Karl Marx is the greatest



Karl Marx is the greatest philosopher, according to a poll conducted by the BBC. Some 34,000 listeners cast votes after hearing advocates for the various candidates, with Marx pulling in almost 28% of votes, more than twice as many as runner-up David Hume. Rounding out the top ten were Ludwig Wittgenstein, Friedrich Nietzsche, Plato, Immanuel Kant, St. Thomas Aquinas, Socrates, Aristotle, and Karl Popper. The result is bound to confirm the belief of right-wingers that the BBC and its listeners are a bunch of unreconstructed Bolsheviks, just as Tommy Douglas's victory in the Greatest Canadian contest confirmed their worst suspicions about the CBC and its listeners.

Although trying to judge who is the single "greatest" person in any field of endeavour (even hockey) is a mug's game, certainly Marx and Hume rank high on my list of great intellectuals.

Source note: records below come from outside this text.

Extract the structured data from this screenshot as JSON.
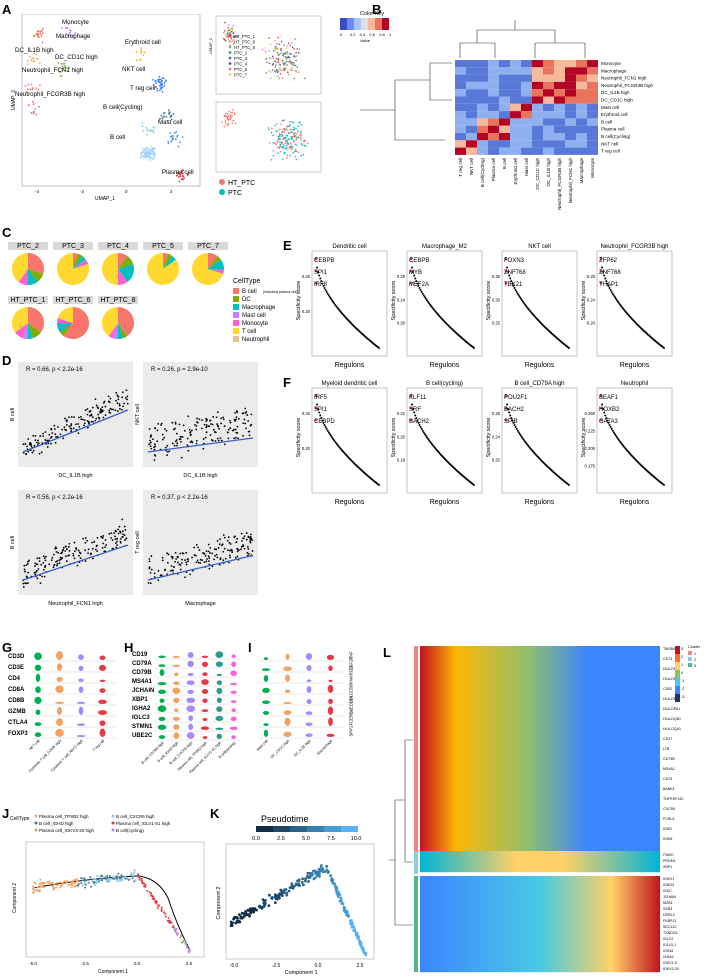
{
  "panels": [
    "A",
    "B",
    "C",
    "D",
    "E",
    "F",
    "G",
    "H",
    "I",
    "J",
    "K",
    "L"
  ],
  "panelA": {
    "clusters": [
      "Monocyte",
      "Macrophage",
      "DC_IL1B high",
      "DC_CD1C high",
      "Neutrophil_FCN1 high",
      "Neutrophil_FCGR3B high",
      "Erythroid cell",
      "NKT cell",
      "T reg cell",
      "B cell(Cycling)",
      "Mast cell",
      "B cell",
      "Plasma cell"
    ],
    "xlabel": "UMAP_1",
    "ylabel": "UMAP_2",
    "samples": [
      "HT_PTC_1",
      "HT_PTC_6",
      "HT_PTC_8",
      "PTC_2",
      "PTC_3",
      "PTC_4",
      "PTC_5",
      "PTC_7"
    ],
    "groups": [
      "HT_PTC",
      "PTC"
    ]
  },
  "panelB": {
    "colorkey_title": "Color Key",
    "colorkey_ticks": [
      "0",
      "0.2",
      "0.4",
      "0.6",
      "0.8",
      "1"
    ],
    "colorkey_label": "Value",
    "rows": [
      "Monocyte",
      "Macrophage",
      "Neutrophil_FCN1 high",
      "Neutrophil_FCGR3B high",
      "DC_IL1B high",
      "DC_CD1C high",
      "Mast cell",
      "Erythroid cell",
      "B cell",
      "Plasma cell",
      "B cell(Cycling)",
      "NKT cell",
      "T reg cell"
    ],
    "cols": [
      "T reg cell",
      "NKT cell",
      "B cell(Cycling)",
      "Plasma cell",
      "B cell",
      "Erythroid cell",
      "Mast cell",
      "DC_CD1C high",
      "DC_IL1B high",
      "Neutrophil_FCGR3B high",
      "Neutrophil_FCN1 high",
      "Macrophage",
      "Monocyte"
    ]
  },
  "panelC": {
    "samples": [
      "PTC_2",
      "PTC_3",
      "PTC_4",
      "PTC_5",
      "PTC_7",
      "HT_PTC_1",
      "HT_PTC_6",
      "HT_PTC_8"
    ],
    "legend_title": "CellType",
    "legend": [
      "B cell",
      "DC",
      "Macrophage",
      "Mast cell",
      "Monocyte",
      "T cell",
      "Neutrophil"
    ],
    "legend_note": "(including plasma cell)"
  },
  "panelD": {
    "plots": [
      {
        "stat": "R = 0.66, p < 2.2e-16",
        "x": "DC_IL1B high",
        "y": "B cell"
      },
      {
        "stat": "R = 0.26, p = 2.9e-10",
        "x": "DC_IL1B high",
        "y": "NKT cell"
      },
      {
        "stat": "R = 0.56, p < 2.2e-16",
        "x": "Neutrophil_FCN1 high",
        "y": "B cell"
      },
      {
        "stat": "R = 0.37, p < 2.2e-16",
        "x": "Macrophage",
        "y": "T reg cell"
      }
    ]
  },
  "panelE": {
    "ylabel": "Specificity score",
    "xlabel": "Regulons",
    "plots": [
      {
        "title": "Dendritic cell",
        "labels": [
          "CEBPB",
          "SPI1",
          "IRF8"
        ],
        "yticks": [
          "0.25",
          "0.20"
        ]
      },
      {
        "title": "Macrophage_M2",
        "labels": [
          "CEBPB",
          "MYB",
          "MEF2A"
        ],
        "yticks": [
          "0.28",
          "0.24",
          "0.20"
        ]
      },
      {
        "title": "NKT cell",
        "labels": [
          "FOXN3",
          "ZNF768",
          "TBX21"
        ],
        "yticks": [
          "0.35",
          "0.30",
          "0.25"
        ]
      },
      {
        "title": "Neutrophil_FCGR3B high",
        "labels": [
          "ZFP62",
          "ZNF768",
          "THAP1"
        ],
        "yticks": [
          "0.28",
          "0.24",
          "0.20"
        ]
      }
    ]
  },
  "panelF": {
    "ylabel": "Specificity score",
    "xlabel": "Regulons",
    "plots": [
      {
        "title": "Myeloid dendritic cell",
        "labels": [
          "IRF5",
          "SPI1",
          "CEBPD"
        ],
        "yticks": [
          "0.25",
          "0.20"
        ]
      },
      {
        "title": "B cell(cycling)",
        "labels": [
          "KLF11",
          "SRF",
          "BACH2"
        ],
        "yticks": [
          "0.22",
          "0.20",
          "0.18"
        ]
      },
      {
        "title": "B cell_CD79A high",
        "labels": [
          "POU2F1",
          "BACH2",
          "SPIB"
        ],
        "yticks": [
          "0.28",
          "0.24",
          "0.20"
        ]
      },
      {
        "title": "Neutrophil",
        "labels": [
          "BEAF1",
          "HOXB2",
          "GATA3"
        ],
        "yticks": [
          "0.250",
          "0.225",
          "0.200",
          "0.175"
        ]
      }
    ]
  },
  "panelG": {
    "genes": [
      "CD3D",
      "CD3E",
      "CD4",
      "CD8A",
      "CD8B",
      "GZMB",
      "CTLA4",
      "FOXP3"
    ],
    "cells": [
      "NKT cell",
      "Cytotoxic T cell_GZMK high",
      "Cytotoxic T cell_NKG7 high",
      "T reg cell"
    ]
  },
  "panelH": {
    "genes": [
      "CD19",
      "CD79A",
      "CD79B",
      "MS4A1",
      "JCHAIN",
      "XBP1",
      "IGHA2",
      "IGLC3",
      "STMN1",
      "UBE2C"
    ],
    "cells": [
      "B cell_CD79A high",
      "B cell_IGHD high",
      "B cell_CXCR5 high",
      "Plasma cell_TPSB2 high",
      "Plasma cell_IGLV1-51 high",
      "B cell(cycling)"
    ]
  },
  "panelI": {
    "genes": [
      "TNF",
      "CSF1R",
      "MARCO",
      "CD86",
      "CD1C",
      "CLEC10A",
      "FCER1A",
      "SPP1"
    ],
    "cells": [
      "Mast cell",
      "DC_CD1C high",
      "DC_IL1B high",
      "Macrophage"
    ]
  },
  "panelJ": {
    "legend_title": "CellType",
    "legend": [
      "Plasma cell_TPSB2 high",
      "B cell_CXCR5 high",
      "B cell_IGHD high",
      "Plasma cell_IGLV1-51 high",
      "Plasma cell_IGKV3-20 high",
      "B cell(cycling)"
    ],
    "xlabel": "Component 1",
    "ylabel": "Component 2",
    "xticks": [
      "-5.0",
      "-2.5",
      "0.0",
      "2.5"
    ]
  },
  "panelK": {
    "legend_title": "Pseudotime",
    "ticks": [
      "0.0",
      "2.5",
      "5.0",
      "7.5",
      "10.0"
    ],
    "xlabel": "Component 1",
    "ylabel": "Component 2",
    "xticks": [
      "-5.0",
      "-2.5",
      "0.0",
      "2.5"
    ]
  },
  "panelL": {
    "cluster_legend_title": "Cluster",
    "clusters": [
      "1",
      "2",
      "3"
    ],
    "scale": [
      "3",
      "2",
      "1",
      "0",
      "-1",
      "-2",
      "-3"
    ],
    "genes_top": [
      "TMSB4X",
      "CD74",
      "HLA-DRA",
      "HLA-DRB1",
      "CD52",
      "HLA-DPB1",
      "HLA-DPA1",
      "HLA-DQB1",
      "HLA-DQA1",
      "CD37",
      "LTB",
      "CD79B",
      "MS4A1",
      "CD19",
      "BANK1",
      "TNFRSF13C",
      "CXCR4",
      "FCRL5",
      "IGHD",
      "IGHM"
    ],
    "genes_mid": [
      "ITM2C",
      "PRDM1",
      "XBP1"
    ],
    "genes_bottom": [
      "IGHG1",
      "IGHG3",
      "IGKC",
      "JCHAIN",
      "MZB1",
      "SSR4",
      "DERL3",
      "FKBP11",
      "SEC11C",
      "TXNDC5",
      "IGLC2",
      "IGLV3-1",
      "IGHA1",
      "IGHA2",
      "IGKV1-5",
      "IGKV3-20"
    ]
  }
}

Many would say that Hume was a philosopher's philosopher, in a way that Marx wasn't--and Marx no doubt would have agreed. As he famously wrote: "Philosophers have only interpreted the world, in various ways; the point, however, is to change it." Marx is often viewed primarily as an economist and political activist, though he is at the same time very much a social and political philosopher. Karl Popper, who decried what he saw as the totalitarian implications of the thought of Plato and Marx, nevertheless recognized the contribution Marx made to social science through emphasizing the importance of economic and technological factors in history. The prominent economic historian Robert Heilbroner (1919-2005), who was both sympathetic to and critical of Marx, wrote that Marx's model of the capitalist economy "displayed extraordinary predictive capacity" and that, despite its limitations, Marx's analysis "remains the gravest, most penetrating examination the capitalist system has ever undergone." (Surely there is something to be said for an economist who, in discussing the distinction between productive and unproductive labour, speaks of Milton producing Paradise Lost "as a silkworm produces silk, by expressing his nature through his activity.") As for Marx's general theory of historical development, which asserts that economic structures survive or fall as they promote or hinder the development of society's productive powers, this was corroborated (i.e., lent support) by the collapse of the Soviet Union, was it not?

If I remember correctly, Karl Marx and David Hume have at least one academic distinction in common: they were both turned down when they applied for teaching positions at the University of Edinburgh.